そして手術からわずか1カ月半後、3月7日にチームに復帰。本格的に練習を再開する。
「やはり抗がん剤を飲みながらなので、日によってコンディションの良し悪しがありましたね。ひどい吐き気などはなかったですが、粘膜が腫れやすかったり、血圧が下がって動きづらかったり。練習時間や場所を調整してもらいつつ調子を上げていきました」
進行したがんを克服して、プロ野球の第一線に復帰する。前例のないことで、医師や球団のトレーナーたちも手探りの状態だったのではと話す。それでも、原口選手自身には復帰までの確固たるイメージがあった。
「6月の交流戦なら、DH(指名打者。守備に就かない、打撃専門のポジション)があるので。そこが一軍復帰のチャンスだと、自分のなかで目標を立てました。するとそこから逆算して、練習の強度を何月にはここまで上げたいだとか、やるべきことが見えてくる。あとはそれを一つひとつクリアしていくだけです」
その狙い通り、6月4日の対ロッテ戦で一軍に復帰。9回に代打で送り出され、見事なヘッドスライディングで2塁打を決めた。
オールスター戦の忘れられないホームラン
術後の後遺症でトイレの回数がなかなか元に戻らないことや、抗がん剤による体調の波にも悩まされつつも、一軍での出場を重ねていく。そして迎えた抗がん剤治療最終日の7月9日。とっておきの朗報が原口選手のもとに届いた。その年のオールスター出場選手に選ばれたのだ。
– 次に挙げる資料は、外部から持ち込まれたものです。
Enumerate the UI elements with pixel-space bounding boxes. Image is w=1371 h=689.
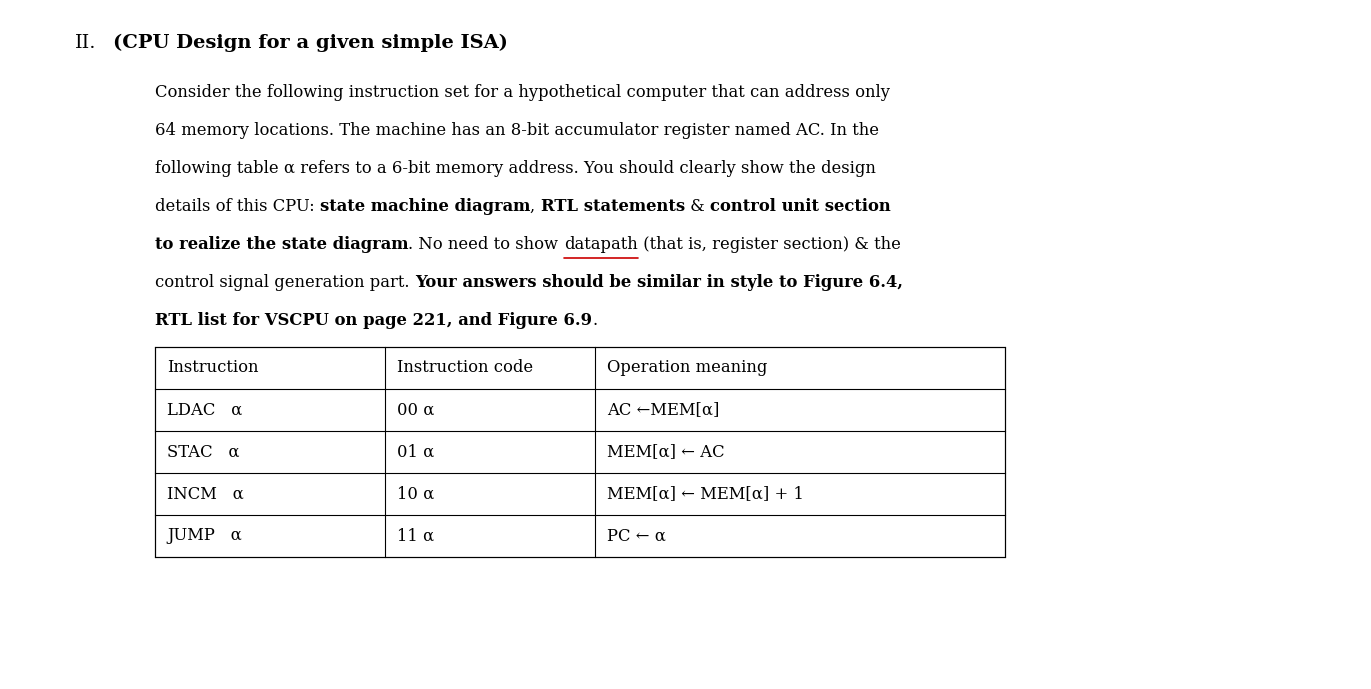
Text: details of this CPU:: details of this CPU:: [155, 198, 319, 215]
Text: MEM[α] ← MEM[α] + 1: MEM[α] ← MEM[α] + 1: [607, 486, 803, 502]
Text: ,: ,: [531, 198, 540, 215]
Text: STAC   α: STAC α: [167, 444, 240, 460]
Text: Consider the following instruction set for a hypothetical computer that can addr: Consider the following instruction set f…: [155, 84, 890, 101]
Text: following table α refers to a 6-bit memory address. You should clearly show the : following table α refers to a 6-bit memo…: [155, 160, 876, 177]
Text: 01 α: 01 α: [398, 444, 435, 460]
Text: .: .: [592, 312, 598, 329]
Text: 10 α: 10 α: [398, 486, 435, 502]
Text: INCM   α: INCM α: [167, 486, 244, 502]
Text: (that is, register section) & the: (that is, register section) & the: [638, 236, 901, 253]
Text: Operation meaning: Operation meaning: [607, 360, 768, 376]
Text: . No need to show: . No need to show: [409, 236, 563, 253]
Text: AC ←MEM[α]: AC ←MEM[α]: [607, 402, 720, 418]
Text: Your answers should be similar in style to Figure 6.4,: Your answers should be similar in style …: [415, 274, 902, 291]
Text: to realize the state diagram: to realize the state diagram: [155, 236, 409, 253]
Text: II.: II.: [75, 34, 96, 52]
Text: Instruction: Instruction: [167, 360, 259, 376]
Text: control signal generation part.: control signal generation part.: [155, 274, 415, 291]
Text: RTL list for VSCPU on page 221, and Figure 6.9: RTL list for VSCPU on page 221, and Figu…: [155, 312, 592, 329]
Bar: [155, 347, 1005, 557]
Text: 64 memory locations. The machine has an 8-bit accumulator register named AC. In : 64 memory locations. The machine has an …: [155, 122, 879, 139]
Text: 00 α: 00 α: [398, 402, 435, 418]
Text: (CPU Design for a given simple ISA): (CPU Design for a given simple ISA): [112, 34, 507, 52]
Text: &: &: [686, 198, 710, 215]
Text: Instruction code: Instruction code: [398, 360, 533, 376]
Text: 11 α: 11 α: [398, 528, 435, 544]
Text: state machine diagram: state machine diagram: [319, 198, 531, 215]
Text: PC ← α: PC ← α: [607, 528, 666, 544]
Text: LDAC   α: LDAC α: [167, 402, 243, 418]
Text: control unit section: control unit section: [710, 198, 891, 215]
Text: MEM[α] ← AC: MEM[α] ← AC: [607, 444, 725, 460]
Text: RTL statements: RTL statements: [540, 198, 686, 215]
Text: JUMP   α: JUMP α: [167, 528, 241, 544]
Text: datapath: datapath: [563, 236, 638, 253]
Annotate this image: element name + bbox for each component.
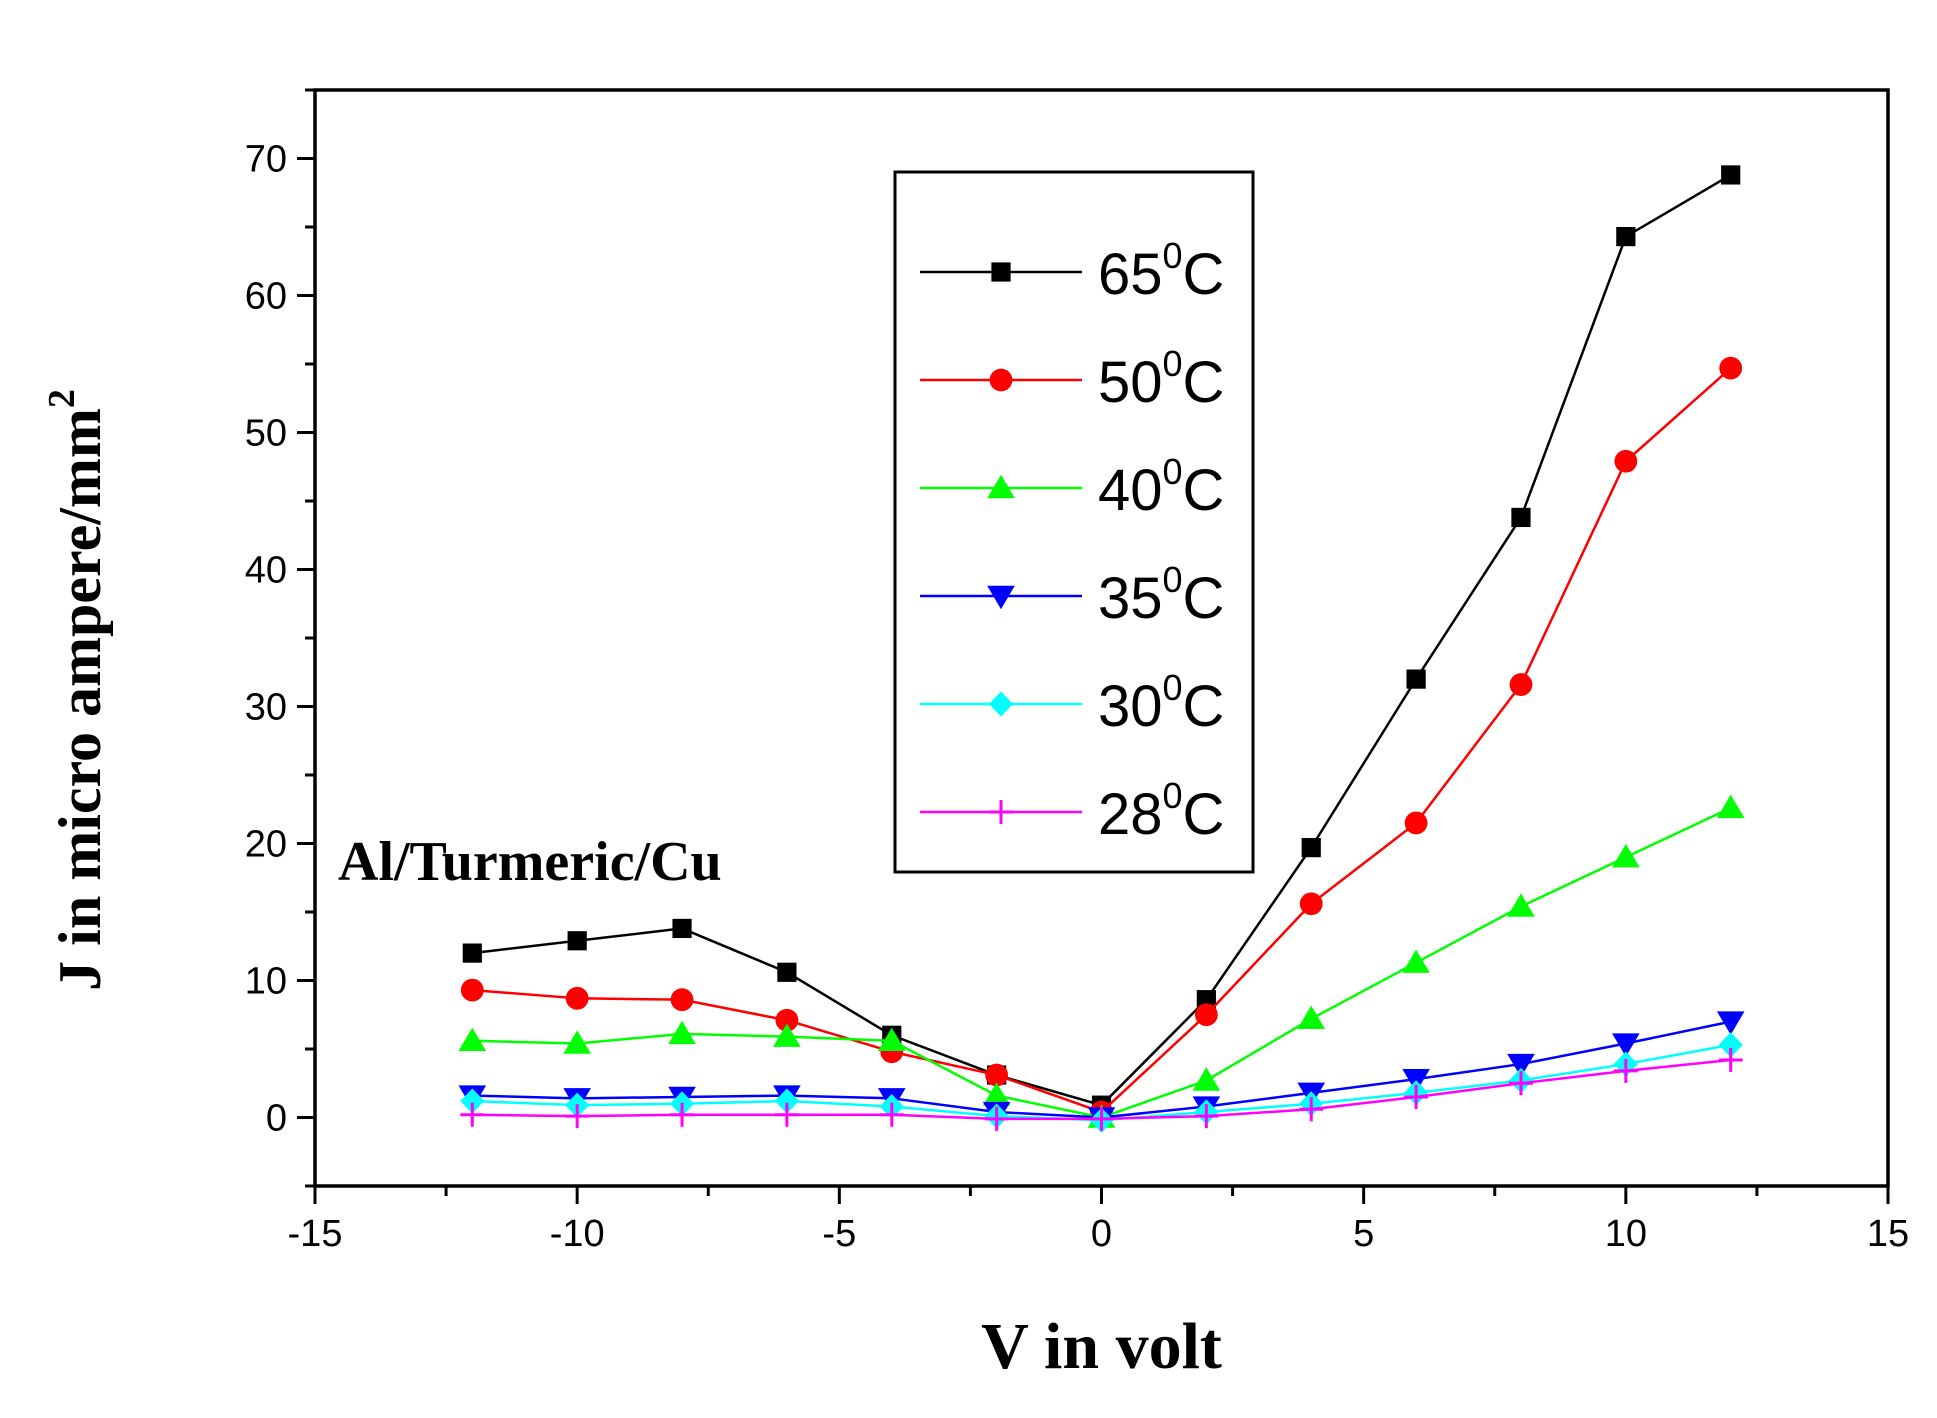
y-tick-label: 10 bbox=[245, 961, 287, 1003]
data-point bbox=[1192, 1067, 1221, 1091]
plot-frame bbox=[313, 88, 1890, 1188]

「本当はオールスターに出られるような成績ではなかったんです。でも、『プラスワン投票』という最後の1枠で選んでいただいて、まるでファンのみなさんからプレゼントをもらったようでした」
12日の第1戦、一軍復帰後初ホームランを放つ。翌第2戦でもホームランを打ち、完全復帰を印象付けた。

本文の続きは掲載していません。